MST1 will cover tolerance, antigen presentation, T-regs, as well as tumour and cancer immunotherapy. These build upon things you've learnt in Principles and M2M, but there is nothing that is signficantly difficult about this block of lectures. It's a pretty easy few weeks if you remember your immunology lectures from before. The median for MST1 was 30/40. Half of the MST2 block (barrier immunity to evolutionary immunology) is quite intensive actually. There is a lot of content in the viral immunity lecture especially - it was on par with a normal viral lecture, but don't freak out when you see all the lists of different examples that Scott puts on his lecture slides. Focus on the main pathways that he explains. For the evolutionary immunology lectures, yes you will also have to learn the Drosophila toll pathway and the Imd pathway and compare it to human TLR and TNF. The median for this block dropped to 27/40.
Post MST2 is pretty chill, as the allergies lectures are very similar to the ones used in Principles and the lectures on immunodeficiency, HIV and vaccinations are pretty straightforward. Reproductive immunology however is a major bitch to understand so focus a lot of time on this lecture - it is definitely the hardest lecture to understand in the course and to memorise. In the parasitic lecture you learn about malaria and lymphatic filiaris - if you've done M2M then malaria is no problem!
You also devote two lectures to analysing particular research papers (one on cross-presentation, the other on vaccine design). You probably don't need the specific detail from these lectures, but know what conclusions were made from each experiment (as well as what they generally did).
As with all the MIIM subjects, weekly feedback quizzes are your best friend for revision! The MSTs are all MCQ and there are typical Type I and Type II questions yet again. I always found the MSTs to be slightly more challenging and harder than waht I expected - I think there is less detail actually examined in the MSTs, what makes it difficult is that they trick you - there are definitely a few oooo snap I didn't see that moments!
Personally, I liked the other MIIM subjects more because half of the content was already kinda familiar for this subject, but this is still fantastic.
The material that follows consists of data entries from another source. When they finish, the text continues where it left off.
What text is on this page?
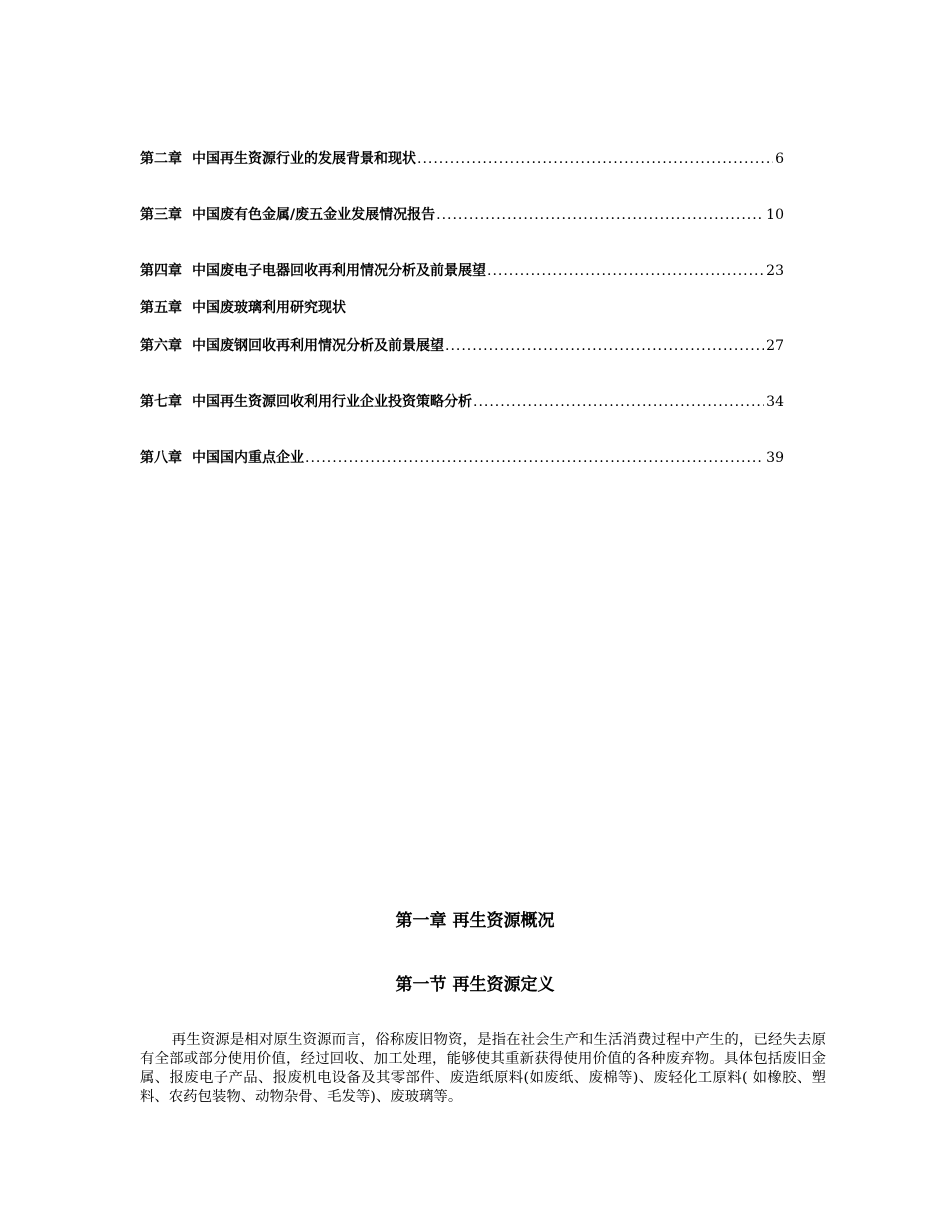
第二章 中国再生资源行业的发展背景和现状 .....	6
第三章 中国废有色金属/废五金业发展情况报告 .....	10
第四章 中国废电子电器回收再利用情况分析及前景展望 .....	23
第五章 中国废玻璃利用研究现状
第六章 中国废钢回收再利用情况分析及前景展望 .....	27
第七章 中国再生资源回收利用行业企业投资策略分析 .....	34
第八章 中国国内重点企业 .....	39
第一章 再生资源概况
第一节 再生资源定义

再生资源是相对原生资源而言，俗称废旧物资，是指在社会生产和生活消费过程中产生的，已经失去原有全部或部分使用价值，经过回收、加工处理，能够使其重新获得使用价值的各种废弃物。具体包括废旧金属、报废电子产品、报废机电设备及其零部件、废造纸原料(如废纸、废棉等)、废轻化工原料( 如橡胶、塑料、农药包装物、动物杂骨、毛发等)、废玻璃等。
It truly lives up to its name as you learn about so many diseases that either affect immune system's capacity to fight infections and tmours, or are a consequence of it losing every sense of self-control and going full beserk. While I think maybe there were a bit too many lecturers for my liking, it is only a minor complaint as everything still remained quite consistent and each lecturer seemed to have a clearly defined area to talk about. It is a pretty chill way to end your Immunology major!